Rockfish will be off-limits when new fishing rules take effect May 1

Beginning May 1, the majority of Puget Sound and the Strait of Georgia, including Marine Area 7, which encompasses the San Juans, will be restricted to angling for bottomfish at a depth of no greater than 120 feet (20 fathoms). Furthermore, as part of the package of restrictions enacted by the state Fish and Wildlife Commission earlier this year, the daily bag-limit for rockfish, which for the past several years has been just one, will drop to zero (with exception of areas at west end of Juan de Fuca Strait).

Rockfish don’t command the attention like some other saltwater species do.

Halibut and lingcod, and salmon, of course, are undoubtedly among any recreational angler’s fish of choice.

But their dwindling numbers have left state and federal officials with difficult decisions to make, and has set Washington state on a new course in the way it manages recreational fishing in Puget Sound.

Beginning May 1, the majority of Puget Sound and the Strait of Georgia, including Marine Area 7, which encompasses the San Juans, will be restricted to angling for bottomfish at a depth of no greater than 120 feet (20 fathoms).

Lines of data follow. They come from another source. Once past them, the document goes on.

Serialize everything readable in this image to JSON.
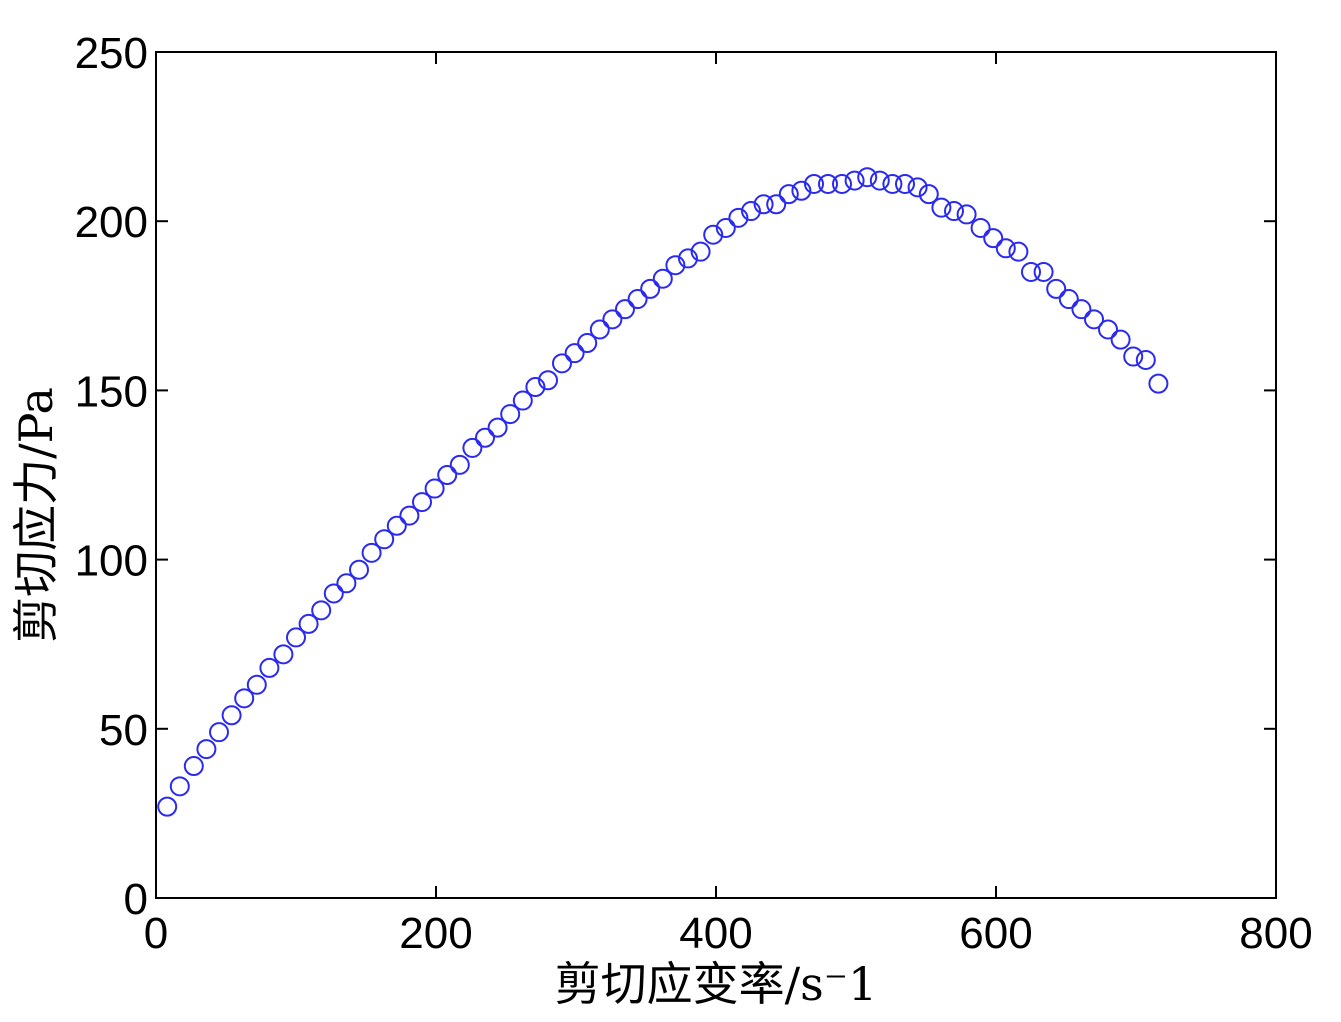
{
  "chart_data": {
    "type": "scatter",
    "xlabel": "剪切应变率/s⁻1",
    "ylabel": "剪切应力/Pa",
    "xlim": [
      0,
      800
    ],
    "ylim": [
      0,
      250
    ],
    "xticks": [
      0,
      200,
      400,
      600,
      800
    ],
    "yticks": [
      0,
      50,
      100,
      150,
      200,
      250
    ],
    "grid": false,
    "marker": "circle-open",
    "marker_color": "#2b2bf0",
    "series": [
      {
        "x": [
          8,
          17,
          27,
          36,
          45,
          54,
          63,
          72,
          81,
          91,
          100,
          109,
          118,
          127,
          136,
          145,
          154,
          163,
          172,
          181,
          190,
          199,
          208,
          217,
          226,
          235,
          244,
          253,
          262,
          271,
          280,
          290,
          299,
          308,
          317,
          326,
          335,
          344,
          353,
          362,
          371,
          380,
          389,
          398,
          407,
          416,
          425,
          434,
          443,
          452,
          461,
          470,
          480,
          490,
          499,
          508,
          517,
          526,
          535,
          544,
          552,
          561,
          570,
          579,
          589,
          598,
          607,
          616,
          625,
          634,
          643,
          652,
          661,
          670,
          680,
          689,
          698,
          707,
          716
        ],
        "y": [
          27,
          33,
          39,
          44,
          49,
          54,
          59,
          63,
          68,
          72,
          77,
          81,
          85,
          90,
          93,
          97,
          102,
          106,
          110,
          113,
          117,
          121,
          125,
          128,
          133,
          136,
          139,
          143,
          147,
          151,
          153,
          158,
          161,
          164,
          168,
          171,
          174,
          177,
          180,
          183,
          187,
          189,
          191,
          196,
          198,
          201,
          203,
          205,
          205,
          208,
          209,
          211,
          211,
          211,
          212,
          213,
          212,
          211,
          211,
          210,
          208,
          204,
          203,
          202,
          198,
          195,
          192,
          191,
          185,
          185,
          180,
          177,
          174,
          171,
          168,
          165,
          160,
          159,
          152
        ]
      }
    ]
  }
}
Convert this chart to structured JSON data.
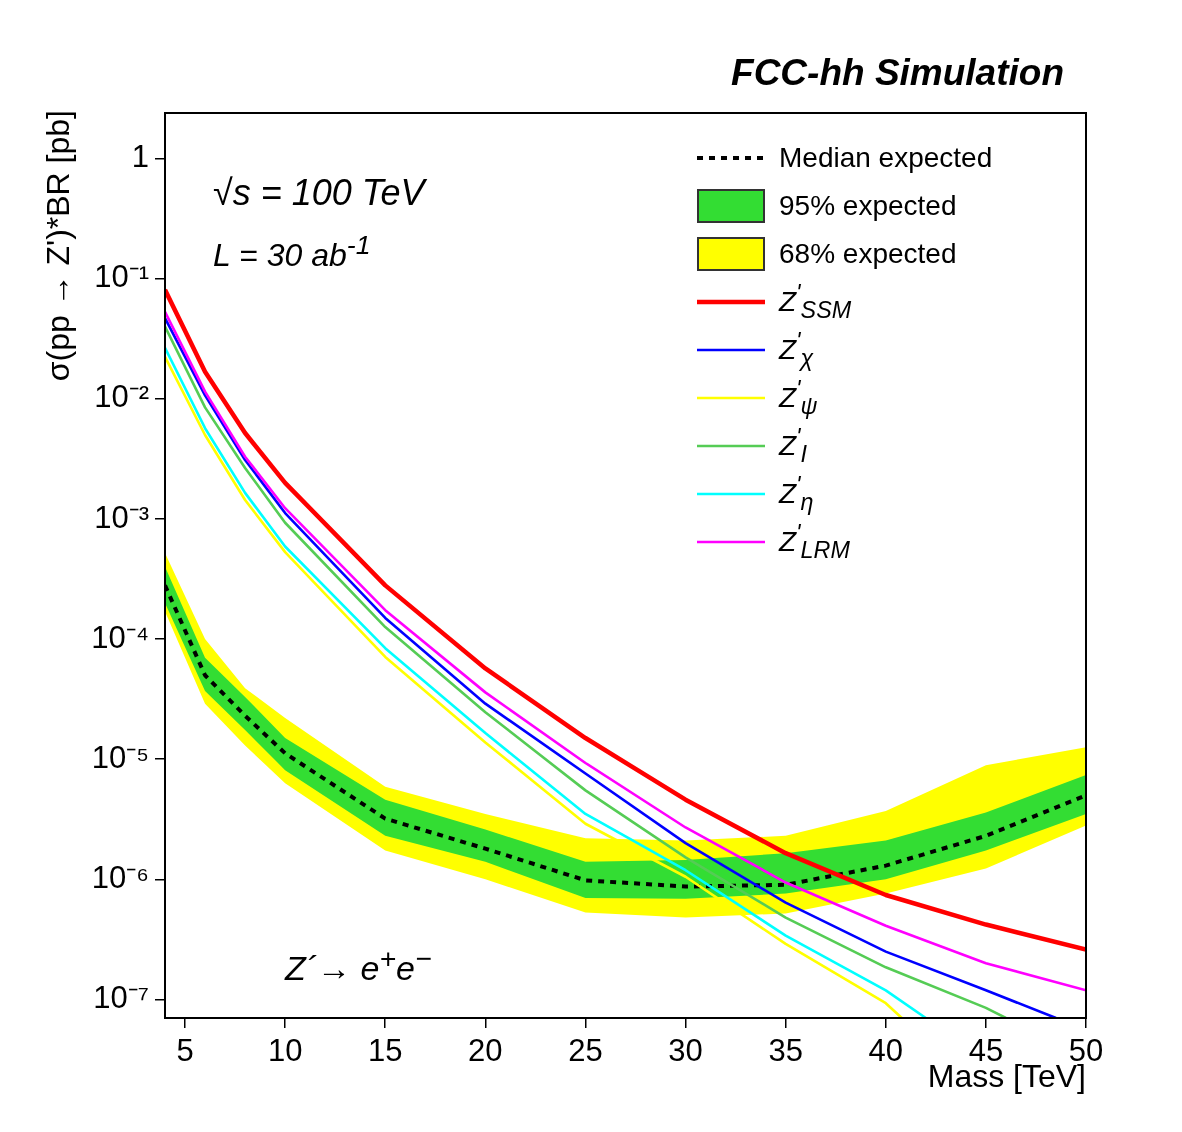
{
  "chart_data": {
    "type": "line",
    "title": "FCC-hh Simulation",
    "xlabel": "Mass [TeV]",
    "ylabel": "σ(pp → Z')*BR [pb]",
    "annotations": [
      "√s = 100 TeV",
      "L = 30 ab$^{-1}$",
      "Z´→ e$^{+}$e$^{−}$"
    ],
    "x": [
      4,
      6,
      8,
      10,
      15,
      20,
      25,
      30,
      35,
      40,
      45,
      50
    ],
    "series": [
      {
        "name": "Median expected",
        "color": "#000000",
        "line_style": "dotted",
        "values": [
          0.00028,
          5e-05,
          2.3e-05,
          1.12e-05,
          3.2e-06,
          1.8e-06,
          9.8e-07,
          8.7e-07,
          9e-07,
          1.3e-06,
          2.3e-06,
          5e-06
        ]
      },
      {
        "name": "95% expected",
        "color": "#33dd33",
        "values": [
          null,
          null,
          null,
          null,
          null,
          null,
          null,
          null,
          null,
          null,
          null,
          null
        ],
        "lower": [
          0.0002,
          3.7e-05,
          1.75e-05,
          8.1e-06,
          2.3e-06,
          1.4e-06,
          7e-07,
          6.9e-07,
          7.6e-07,
          1e-06,
          1.74e-06,
          3.5e-06
        ],
        "upper": [
          0.0004,
          7e-05,
          3.3e-05,
          1.5e-05,
          4.6e-06,
          2.6e-06,
          1.4e-06,
          1.45e-06,
          1.65e-06,
          2.1e-06,
          3.6e-06,
          7.4e-06
        ]
      },
      {
        "name": "68% expected",
        "color": "#ffff00",
        "values": [
          null,
          null,
          null,
          null,
          null,
          null,
          null,
          null,
          null,
          null,
          null,
          null
        ],
        "lower": [
          0.00017,
          2.9e-05,
          1.3e-05,
          6.3e-06,
          1.74e-06,
          1e-06,
          5.3e-07,
          4.8e-07,
          5.2e-07,
          7.6e-07,
          1.23e-06,
          2.8e-06
        ],
        "upper": [
          0.00052,
          0.0001,
          3.9e-05,
          2.2e-05,
          5.9e-06,
          3.5e-06,
          2.2e-06,
          2.1e-06,
          2.3e-06,
          3.7e-06,
          8.9e-06,
          1.26e-05
        ]
      },
      {
        "name": "Z$^{'}$$_{SSM}$",
        "color": "#ff0000",
        "values": [
          0.081,
          0.0168,
          0.0052,
          0.002,
          0.00028,
          5.7e-05,
          1.5e-05,
          4.6e-06,
          1.65e-06,
          7.4e-07,
          4.2e-07,
          2.6e-07
        ]
      },
      {
        "name": "Z$^{'}$$_{χ}$",
        "color": "#0000ff",
        "x": [
          4,
          6,
          8,
          10,
          15,
          20,
          25,
          30,
          35,
          40,
          45,
          48.5
        ],
        "values": [
          0.047,
          0.0107,
          0.0031,
          0.00112,
          0.00015,
          2.9e-05,
          7.6e-06,
          2e-06,
          6.4e-07,
          2.5e-07,
          1.19e-07,
          7e-08
        ]
      },
      {
        "name": "Z$^{'}$$_{ψ}$",
        "color": "#ffff00",
        "x": [
          4,
          6,
          8,
          10,
          15,
          20,
          25,
          30,
          35,
          40,
          40.8
        ],
        "values": [
          0.0224,
          0.005,
          0.00144,
          0.00053,
          7.1e-05,
          1.38e-05,
          2.9e-06,
          1.05e-06,
          2.9e-07,
          9.3e-08,
          7e-08
        ]
      },
      {
        "name": "Z$^{'}$$_{I}$",
        "color": "#55cc55",
        "x": [
          4,
          6,
          8,
          10,
          15,
          20,
          25,
          30,
          35,
          40,
          45,
          46
        ],
        "values": [
          0.04,
          0.0085,
          0.00266,
          0.00093,
          0.000126,
          2.46e-05,
          5.5e-06,
          1.52e-06,
          4.8e-07,
          1.85e-07,
          8.5e-08,
          7e-08
        ]
      },
      {
        "name": "Z$^{'}$$_{η}$",
        "color": "#00ffff",
        "x": [
          4,
          6,
          8,
          10,
          15,
          20,
          25,
          30,
          35,
          40,
          42
        ],
        "values": [
          0.0266,
          0.0057,
          0.00165,
          0.00059,
          8.4e-05,
          1.65e-05,
          3.5e-06,
          1.19e-06,
          3.4e-07,
          1.19e-07,
          7e-08
        ]
      },
      {
        "name": "Z$^{'}$$_{LRM}$",
        "color": "#ff00ff",
        "values": [
          0.053,
          0.0115,
          0.0033,
          0.00123,
          0.000174,
          3.6e-05,
          9.3e-06,
          2.7e-06,
          9.4e-07,
          4.1e-07,
          2e-07,
          1.19e-07
        ]
      }
    ],
    "xlim": [
      4,
      50
    ],
    "xticks": [
      5,
      10,
      15,
      20,
      25,
      30,
      35,
      40,
      45,
      50
    ],
    "ylim": [
      7e-08,
      2.4
    ],
    "yticks": [
      {
        "value": 1e-07,
        "label": "10⁻⁷"
      },
      {
        "value": 1e-06,
        "label": "10⁻⁶"
      },
      {
        "value": 1e-05,
        "label": "10⁻⁵"
      },
      {
        "value": 0.0001,
        "label": "10⁻⁴"
      },
      {
        "value": 0.001,
        "label": "10⁻³"
      },
      {
        "value": 0.01,
        "label": "10⁻²"
      },
      {
        "value": 0.1,
        "label": "10⁻¹"
      },
      1
    ],
    "log": true,
    "grid": false,
    "legend": "top right",
    "marker": "none",
    "line_style": "solid"
  }
}
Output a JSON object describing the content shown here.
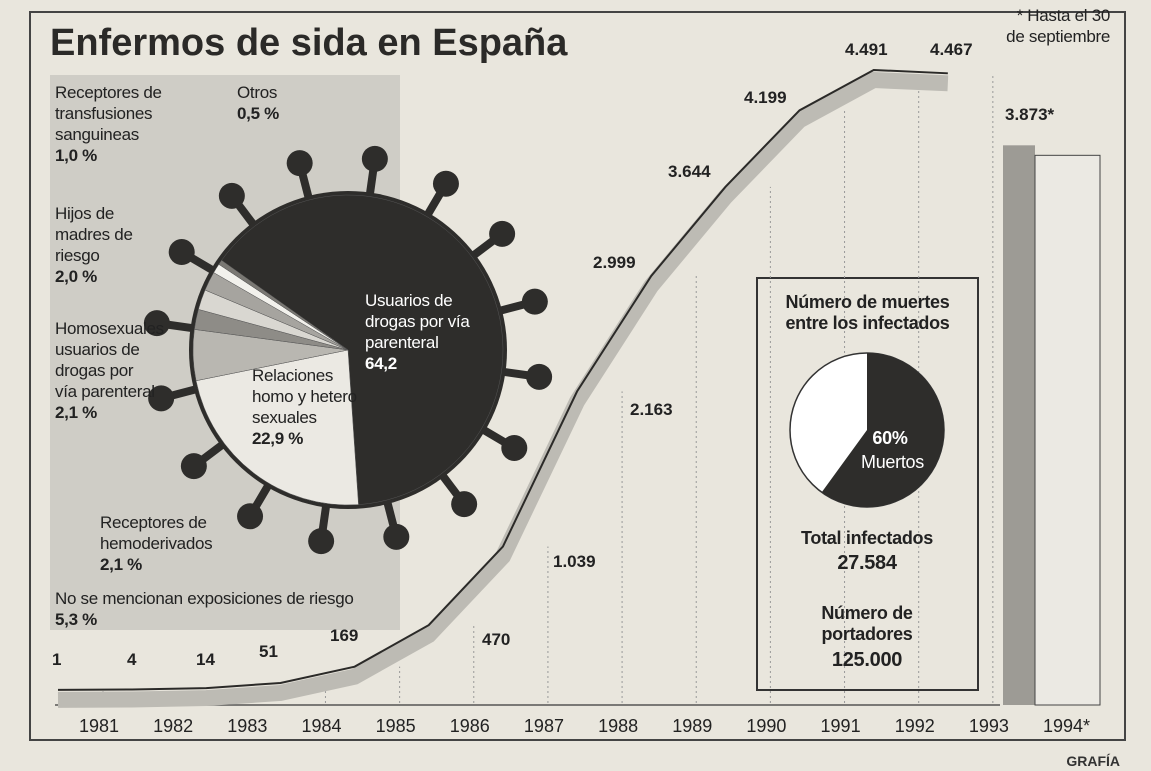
{
  "title": "Enfermos de sida en España",
  "source": "GRAFÍA",
  "chart_data": [
    {
      "type": "line",
      "note": "* Hasta el 30 de septiembre",
      "color": "#2b2a28",
      "categories": [
        "1981",
        "1982",
        "1983",
        "1984",
        "1985",
        "1986",
        "1987",
        "1988",
        "1989",
        "1990",
        "1991",
        "1992",
        "1993",
        "1994*"
      ],
      "values": [
        1,
        4,
        14,
        51,
        169,
        470,
        1039,
        2163,
        2999,
        3644,
        4199,
        4491,
        4467,
        3873
      ],
      "value_labels": [
        "1",
        "4",
        "14",
        "51",
        "169",
        "470",
        "1.039",
        "2.163",
        "2.999",
        "3.644",
        "4.199",
        "4.491",
        "4.467",
        "3.873*"
      ]
    },
    {
      "type": "pie",
      "categories": [
        "Usuarios de drogas por vía parenteral",
        "Relaciones homo y hetero sexuales",
        "No se mencionan exposiciones de riesgo",
        "Receptores de hemoderivados",
        "Homosexuales usuarios de drogas por vía parenteral",
        "Hijos de madres de riesgo",
        "Receptores de transfusiones sanguineas",
        "Otros"
      ],
      "values": [
        64.2,
        22.9,
        5.3,
        2.1,
        2.1,
        2.0,
        1.0,
        0.5
      ],
      "value_labels": [
        "64,2",
        "22,9 %",
        "5,3 %",
        "2,1 %",
        "2,1 %",
        "2,0 %",
        "1,0 %",
        "0,5 %"
      ],
      "colors": [
        "#2e2d2b",
        "#ebe9e3",
        "#b9b7b1",
        "#8e8c87",
        "#d9d7d1",
        "#a6a49f",
        "#f2f1ec",
        "#7a7873"
      ]
    },
    {
      "type": "pie",
      "title": "Número de muertes entre los infectados",
      "categories": [
        "Muertos"
      ],
      "values": [
        60
      ],
      "value_labels": [
        "60%"
      ],
      "colors": [
        "#2e2d2b"
      ],
      "annotations": [
        {
          "label": "Total infectados",
          "value": "27.584"
        },
        {
          "label": "Número de portadores",
          "value": "125.000"
        }
      ]
    }
  ]
}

Furthermore, as part of the package of restrictions enacted by the state Fish and Wildlife Commission earlier this year, the daily bag-limit for rockfish, which for the past several years has been just one, will drop to zero (with exception of areas at west end of Juan de Fuca Strait).

While viewed perhaps by some as draconian, the ban on rockfish is seen as an appropriate step by many local fisherman.

At a recent meeting of the San Juan Island Chapter of Puget Sound Anglers, the new restrictions were endorsed by a “solid majority” of the group’s membership, according to Steve Revella, a member of the chapter and of the county Marine Resources Committee.

Surveys by the state Department of Fish and Wildlife, which show a sharp drop in rockfish, in both size and abundance, mesh with what anglers are seeing out on the water, Revella said. The ability to keep one rockfish makes little practical sense and, he noted, even less from a conservation perspective.

“It’s a good thing,” Revella said of the restrictions. “The fish are being depleted and the numbers are down. They’re smaller and they’re becoming much harder to catch.”

The pending clamp down on recreational fishing is part of a two-pronged approach in resuscitating a population that’s in the throes of a steep and steady decline.

Fewer than 20 percent of 17 stocks of rockfish in north Puget Sound are considered “healthy”, according to Fish and Wildlife, and three — Canary, Quillback and Yelloweye — are designated by the department as “depleted”. In the south Sound, the plight of rockfish is much the same, with four stocks, Boccacio, Copper, Quillback and Yelloweye, identified as “depleted” by the department.

In response, Fish and Wildlife is poised to set in place a new regimen of conservation and management measures under its recently-released draft Puget Sound Rockfish Conversation Plan.

(That plan is available online , at http://wdfw.wa.gov/fish/management/rockfish/, and the department is accepting public comment on the draft through May 21.

Meanwhile, the federal agency in charge of fisheries management, the National Oceanic and Atmospheric Administration, is expected to weigh-in on a proposal to list three species of Puget Sound rockfish — Boccacio, Canary and Yellowfish — for protection under the Endangered Species Act sometime later this week.

Bringing Puget Sound’s rockfish back to health could prove a difficult task, according to WDFW biologist Greg Bargmann. The fact that most species stay close to home, are long-lived and reach reproductive age later in life than most fish, makes the task that much more slippery, Bargmann said.

Moreover, he noted, older female rockfish, which give birth to free-swimming larvae, produce offspring in far greater numbers and that are more viable than their less mature counterparts.

Bargmann said that unlike salmon, wherein “runs” are cyclical and tend to fluctuate in size and strength, the pace of rockfish reproduction is more like a marathon than a sprint.

“Rockfish are more like forestry when it comes to management and conservation of the resource,” he said. “When you cut a tree down it takes a long time for another one to grow.”

Bargmann noted the new depth restriction on bottom fishing is designed to protect rockfish, which have an internal bladder that allows them to stay buoyant at various depths, from the fatal “bends-like” injuries that often occur when they’re reeled-in from greater depths.

In fact, according to a 2004-07 WDFW study, more rockfish were “encountered” — 21,490 out of an annual total of 35,325 — by those fishing for bottom fish, like halibut, than any other fish.

“The mortality rate is quite high,” Bargmann said. “When you go to 150 feet or deeper the survival rate goes down a lot further.”